The rise of passive, index-based funds could contribute to the next big stock market crash, according to analysts at Swiss Re's Swiss Re Institute.
The analysts predict in a new 2025-2026 outlook report that a combination of lower interest rates and strong stock prices will increase U.S. life insurers' sales of fixed indexed annuities and registered index-linked annuities over the next two years, as investors look for ways to cope with falling rates on bank certificates of deposit and traditional fixed annuities.
But the analysts also suggest that the rise of index-based investing could push the prices of popular stocks and indexes up to unsustainable levels and make bad market days worse.
Many popular index funds get much of their value from holdings in the "Magnificent 7" stocks — shares issued by Alphabet, Amazon, Apple, Meta, Microsoft, NVIDIA and Tesla.
The flood of assets into a few indexes investing in a few stocks "can reduce overall market sensitivity to information and make markets less efficient to price new information," the Swiss Re Institute analysts write. "This risks building up bigger mispricings over time (i.e., over-valuations) that can leave markets more vulnerable to larger sell-offs later on."
What it means: Marc Rowan, the CEO of Athene's parent, Apollo Global Management, argued last year that investing some of the assets supporting Athene's annuities in private credit arrangements makes a lot more sense than encouraging ordinary 401(k) plan participants and individual retirement account holders to put their money in index funds that get 35% of their value from 10 stocks.
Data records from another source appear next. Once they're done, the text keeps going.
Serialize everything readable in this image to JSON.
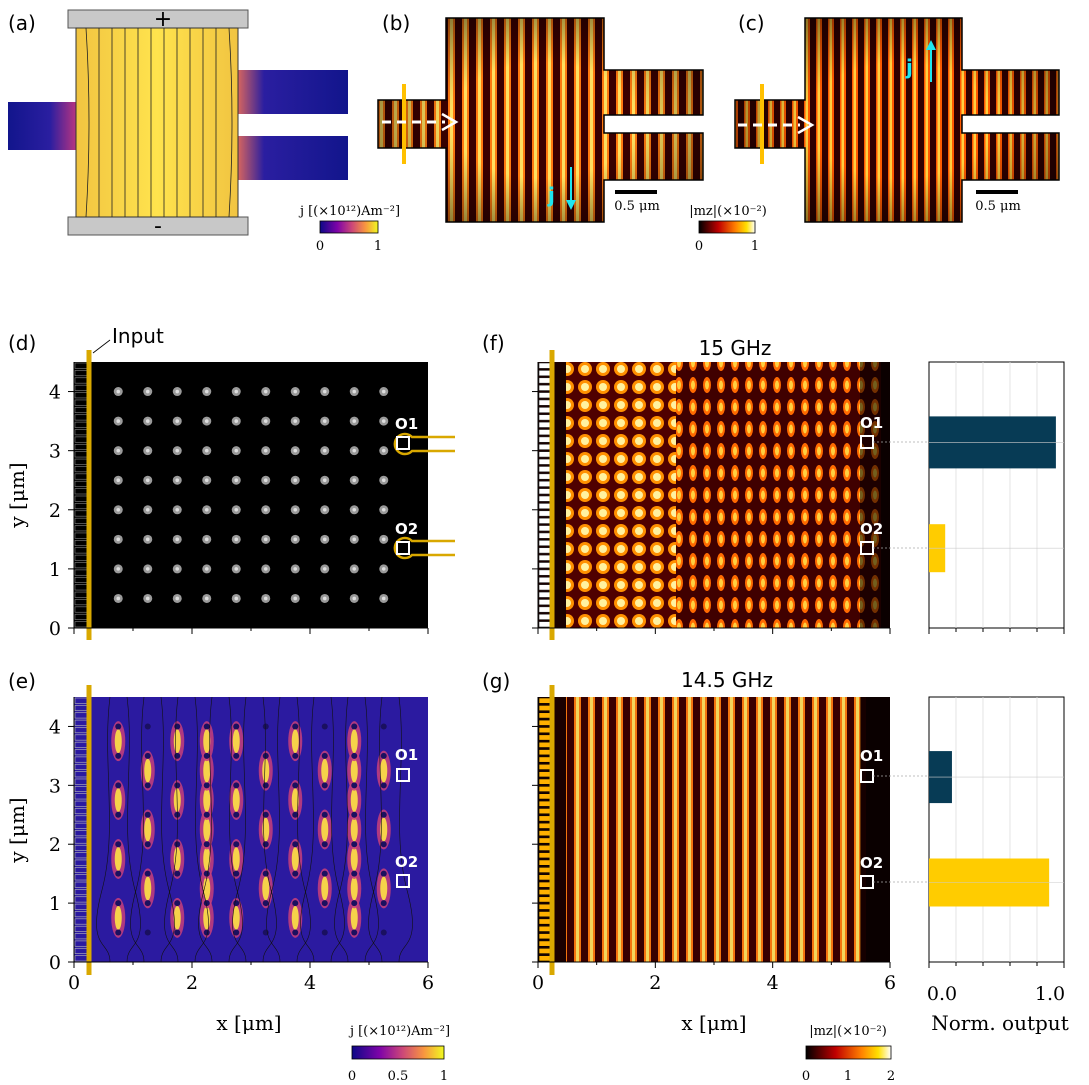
{
  "panels": {
    "a": {
      "label": "(a)",
      "plus": "+",
      "minus": "-",
      "colorbar": {
        "title": "j [(×10¹²)Am⁻²]",
        "ticks": [
          "0",
          "1"
        ]
      }
    },
    "b": {
      "label": "(b)",
      "current": "j",
      "scalebar": "0.5 μm"
    },
    "c": {
      "label": "(c)",
      "current": "j",
      "scalebar": "0.5 μm",
      "colorbar": {
        "title": "|mz|(×10⁻²)",
        "ticks": [
          "0",
          "1"
        ]
      }
    },
    "d": {
      "label": "(d)",
      "input_label": "Input",
      "outputs": [
        "O1",
        "O2"
      ]
    },
    "e": {
      "label": "(e)",
      "outputs": [
        "O1",
        "O2"
      ],
      "colorbar": {
        "title": "j [(×10¹²)Am⁻²]",
        "ticks": [
          "0",
          "0.5",
          "1"
        ]
      }
    },
    "f": {
      "label": "(f)",
      "title": "15 GHz",
      "outputs": [
        "O1",
        "O2"
      ]
    },
    "g": {
      "label": "(g)",
      "title": "14.5 GHz",
      "outputs": [
        "O1",
        "O2"
      ],
      "colorbar": {
        "title": "|mz|(×10⁻²)",
        "ticks": [
          "0",
          "1",
          "2"
        ]
      }
    }
  },
  "axes": {
    "ylabel": "y [μm]",
    "xlabel": "x [μm]",
    "x_ticks": [
      "0",
      "2",
      "4",
      "6"
    ],
    "y_ticks": [
      "0",
      "1",
      "2",
      "3",
      "4"
    ],
    "bar_xlabel": "Norm. output",
    "bar_ticks": [
      "0.0",
      "1.0"
    ]
  },
  "chart_data": [
    {
      "type": "bar",
      "title": "15 GHz",
      "orientation": "horizontal",
      "categories": [
        "O1",
        "O2"
      ],
      "values": [
        0.94,
        0.12
      ],
      "xlim": [
        0,
        1.0
      ],
      "xlabel": "Norm. output",
      "colors": {
        "O1": "#073b55",
        "O2": "#ffcc00"
      }
    },
    {
      "type": "bar",
      "title": "14.5 GHz",
      "orientation": "horizontal",
      "categories": [
        "O1",
        "O2"
      ],
      "values": [
        0.17,
        0.89
      ],
      "xlim": [
        0,
        1.0
      ],
      "xlabel": "Norm. output",
      "colors": {
        "O1": "#073b55",
        "O2": "#ffcc00"
      }
    }
  ],
  "colors": {
    "gold": "#d9a800",
    "navy": "#073b55",
    "yellow": "#ffcc00",
    "cyan": "#1ee6f0"
  }
}
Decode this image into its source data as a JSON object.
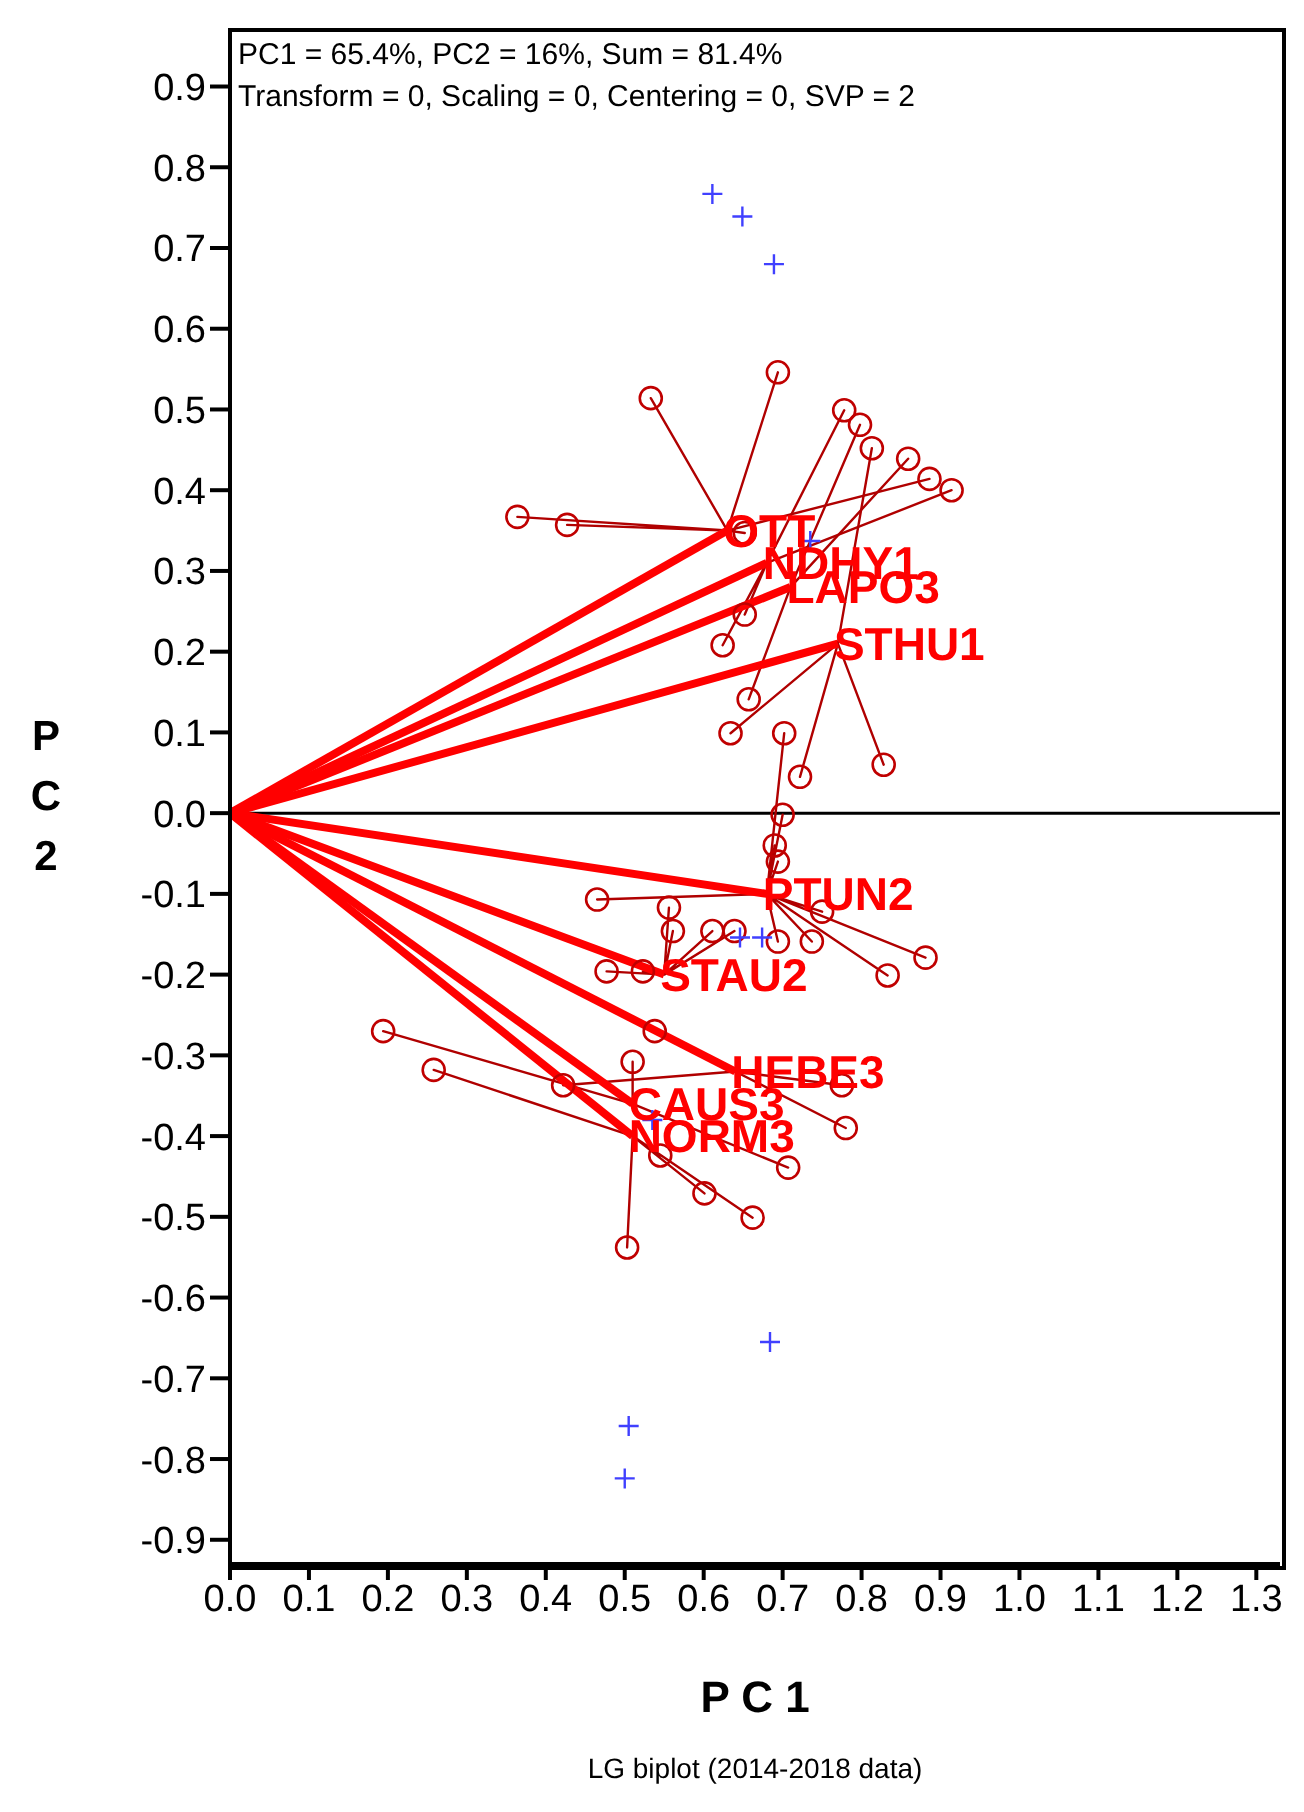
{
  "chart_data": {
    "type": "scatter",
    "xlabel": "P C 1",
    "ylabel": "P C 2",
    "xlim": [
      0,
      1.33
    ],
    "ylim": [
      -0.93,
      0.97
    ],
    "xticks": [
      {
        "value": 0,
        "label": "0.0"
      },
      0.1,
      0.2,
      0.3,
      0.4,
      0.5,
      0.6,
      0.7,
      0.8,
      0.9,
      {
        "value": 1,
        "label": "1.0"
      },
      1.1,
      1.2,
      1.3
    ],
    "yticks": [
      -0.9,
      -0.8,
      -0.7,
      -0.6,
      -0.5,
      -0.4,
      -0.3,
      -0.2,
      -0.1,
      {
        "value": 0,
        "label": "0.0"
      },
      0.1,
      0.2,
      0.3,
      0.4,
      0.5,
      0.6,
      0.7,
      0.8,
      0.9
    ],
    "grid": false,
    "legend": false,
    "ref_lines": [
      {
        "axis": "y",
        "value": 0,
        "color": "#000000"
      }
    ],
    "series": [
      {
        "type": "line",
        "color": "#b00000",
        "x": [
          0.63,
          0.694,
          0.63,
          0.533,
          0.63,
          0.364,
          0.63,
          0.427,
          0.63,
          0.652,
          0.63,
          0.886
        ],
        "values": [
          0.35,
          0.546,
          0.35,
          0.514,
          0.35,
          0.367,
          0.35,
          0.357,
          0.35,
          0.347,
          0.35,
          0.414
        ]
      },
      {
        "type": "line",
        "color": "#b00000",
        "x": [
          0.68,
          0.778,
          0.68,
          0.624,
          0.68,
          0.652,
          0.68,
          0.914
        ],
        "values": [
          0.31,
          0.499,
          0.31,
          0.208,
          0.31,
          0.246,
          0.31,
          0.4
        ]
      },
      {
        "type": "line",
        "color": "#b00000",
        "x": [
          0.71,
          0.798,
          0.71,
          0.859,
          0.71,
          0.657
        ],
        "values": [
          0.28,
          0.481,
          0.28,
          0.439,
          0.28,
          0.141
        ]
      },
      {
        "type": "line",
        "color": "#b00000",
        "x": [
          0.77,
          0.813,
          0.77,
          0.634,
          0.77,
          0.722,
          0.77,
          0.828
        ],
        "values": [
          0.21,
          0.452,
          0.21,
          0.099,
          0.21,
          0.045,
          0.21,
          0.06
        ]
      },
      {
        "type": "line",
        "color": "#b00000",
        "x": [
          0.68,
          0.702,
          0.68,
          0.7,
          0.68,
          0.69,
          0.68,
          0.694,
          0.68,
          0.833,
          0.68,
          0.881,
          0.68,
          0.75,
          0.68,
          0.737,
          0.68,
          0.465,
          0.68,
          0.694
        ],
        "values": [
          -0.1,
          0.099,
          -0.1,
          -0.002,
          -0.1,
          -0.04,
          -0.1,
          -0.06,
          -0.1,
          -0.201,
          -0.1,
          -0.179,
          -0.1,
          -0.122,
          -0.1,
          -0.159,
          -0.1,
          -0.107,
          -0.1,
          -0.159
        ]
      },
      {
        "type": "line",
        "color": "#b00000",
        "x": [
          0.55,
          0.556,
          0.55,
          0.561,
          0.55,
          0.611,
          0.55,
          0.639,
          0.55,
          0.477,
          0.55,
          0.523
        ],
        "values": [
          -0.2,
          -0.117,
          -0.2,
          -0.146,
          -0.2,
          -0.146,
          -0.2,
          -0.146,
          -0.2,
          -0.196,
          -0.2,
          -0.196
        ]
      },
      {
        "type": "line",
        "color": "#b00000",
        "x": [
          0.64,
          0.538,
          0.64,
          0.775,
          0.64,
          0.78,
          0.64,
          0.422
        ],
        "values": [
          -0.32,
          -0.27,
          -0.32,
          -0.337,
          -0.32,
          -0.39,
          -0.32,
          -0.337
        ]
      },
      {
        "type": "line",
        "color": "#b00000",
        "x": [
          0.51,
          0.194,
          0.51,
          0.51,
          0.51,
          0.707
        ],
        "values": [
          -0.36,
          -0.27,
          -0.36,
          -0.308,
          -0.36,
          -0.439
        ]
      },
      {
        "type": "line",
        "color": "#b00000",
        "x": [
          0.51,
          0.545,
          0.51,
          0.258,
          0.51,
          0.601,
          0.51,
          0.662,
          0.51,
          0.503
        ],
        "values": [
          -0.4,
          -0.424,
          -0.4,
          -0.318,
          -0.4,
          -0.471,
          -0.4,
          -0.501,
          -0.4,
          -0.538
        ]
      },
      {
        "type": "line",
        "color": "#ff0000",
        "x": [
          0,
          0.63
        ],
        "values": [
          0,
          0.35
        ]
      },
      {
        "type": "line",
        "color": "#ff0000",
        "x": [
          0,
          0.68
        ],
        "values": [
          0,
          0.31
        ]
      },
      {
        "type": "line",
        "color": "#ff0000",
        "x": [
          0,
          0.71
        ],
        "values": [
          0,
          0.28
        ]
      },
      {
        "type": "line",
        "color": "#ff0000",
        "x": [
          0,
          0.77
        ],
        "values": [
          0,
          0.21
        ]
      },
      {
        "type": "line",
        "color": "#ff0000",
        "x": [
          0,
          0.68
        ],
        "values": [
          0,
          -0.1
        ]
      },
      {
        "type": "line",
        "color": "#ff0000",
        "x": [
          0,
          0.55
        ],
        "values": [
          0,
          -0.2
        ]
      },
      {
        "type": "line",
        "color": "#ff0000",
        "x": [
          0,
          0.64
        ],
        "values": [
          0,
          -0.32
        ]
      },
      {
        "type": "line",
        "color": "#ff0000",
        "x": [
          0,
          0.51
        ],
        "values": [
          0,
          -0.36
        ]
      },
      {
        "type": "line",
        "color": "#ff0000",
        "x": [
          0,
          0.51
        ],
        "values": [
          0,
          -0.4
        ]
      },
      {
        "marker": "circle",
        "color": "#c00000",
        "x": [
          0.694,
          0.533,
          0.778,
          0.798,
          0.813,
          0.859,
          0.886,
          0.914,
          0.364,
          0.427,
          0.652,
          0.652,
          0.624,
          0.657,
          0.634,
          0.702,
          0.722,
          0.828,
          0.7,
          0.69,
          0.694,
          0.465,
          0.556,
          0.561,
          0.611,
          0.639,
          0.694,
          0.737,
          0.75,
          0.833,
          0.881,
          0.477,
          0.523,
          0.538,
          0.194,
          0.258,
          0.422,
          0.51,
          0.775,
          0.78,
          0.707,
          0.545,
          0.601,
          0.662,
          0.503
        ],
        "values": [
          0.546,
          0.514,
          0.499,
          0.481,
          0.452,
          0.439,
          0.414,
          0.4,
          0.367,
          0.357,
          0.347,
          0.246,
          0.208,
          0.141,
          0.099,
          0.099,
          0.045,
          0.06,
          -0.002,
          -0.04,
          -0.06,
          -0.107,
          -0.117,
          -0.146,
          -0.146,
          -0.146,
          -0.159,
          -0.159,
          -0.122,
          -0.201,
          -0.179,
          -0.196,
          -0.196,
          -0.27,
          -0.27,
          -0.318,
          -0.337,
          -0.308,
          -0.337,
          -0.39,
          -0.439,
          -0.424,
          -0.471,
          -0.501,
          -0.538
        ]
      },
      {
        "marker": "cross",
        "color": "#4040ff",
        "x": [
          0.611,
          0.649,
          0.689,
          0.735,
          0.646,
          0.674,
          0.535,
          0.684,
          0.505,
          0.5
        ],
        "values": [
          0.767,
          0.739,
          0.68,
          0.337,
          -0.154,
          -0.154,
          -0.38,
          -0.655,
          -0.759,
          -0.824
        ]
      }
    ],
    "annotations": [
      {
        "text": "OTT",
        "x": 0.63,
        "y": 0.35
      },
      {
        "text": "NDHY1",
        "x": 0.68,
        "y": 0.31
      },
      {
        "text": "LAPO3",
        "x": 0.71,
        "y": 0.28
      },
      {
        "text": "STHU1",
        "x": 0.77,
        "y": 0.21
      },
      {
        "text": "PTUN2",
        "x": 0.68,
        "y": -0.1
      },
      {
        "text": "STAU2",
        "x": 0.55,
        "y": -0.2
      },
      {
        "text": "HEBE3",
        "x": 0.64,
        "y": -0.32
      },
      {
        "text": "CAUS3",
        "x": 0.51,
        "y": -0.36
      },
      {
        "text": "NORM3",
        "x": 0.51,
        "y": -0.4
      },
      "PC1 = 65.4%, PC2 = 16%, Sum = 81.4%",
      "Transform = 0, Scaling = 0, Centering = 0, SVP = 2",
      "LG biplot (2014-2018 data)"
    ]
  }
}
The comments in the new Swiss Re Institute outlook report may be a sign that some other investment market watchers are starting to think that Rowan might be right.
The Swiss Re Institute: Swiss Re is one of the world's biggest reinsurers, meaning that it sells insurance to insurance companies.
Swiss Re's views of the economy and world insurance markets affect what kinds of products the ordinary insurance companies, or "direct writers," can sell and how much the products cost.
The Swiss Re Institute is a Swiss Re-owned research center that publishes widely read reports on the economy and the insurance sector.
Swiss Re emphasizes that the views expressed in the institute's reports do not necessarily reflect Swiss Re's own positions.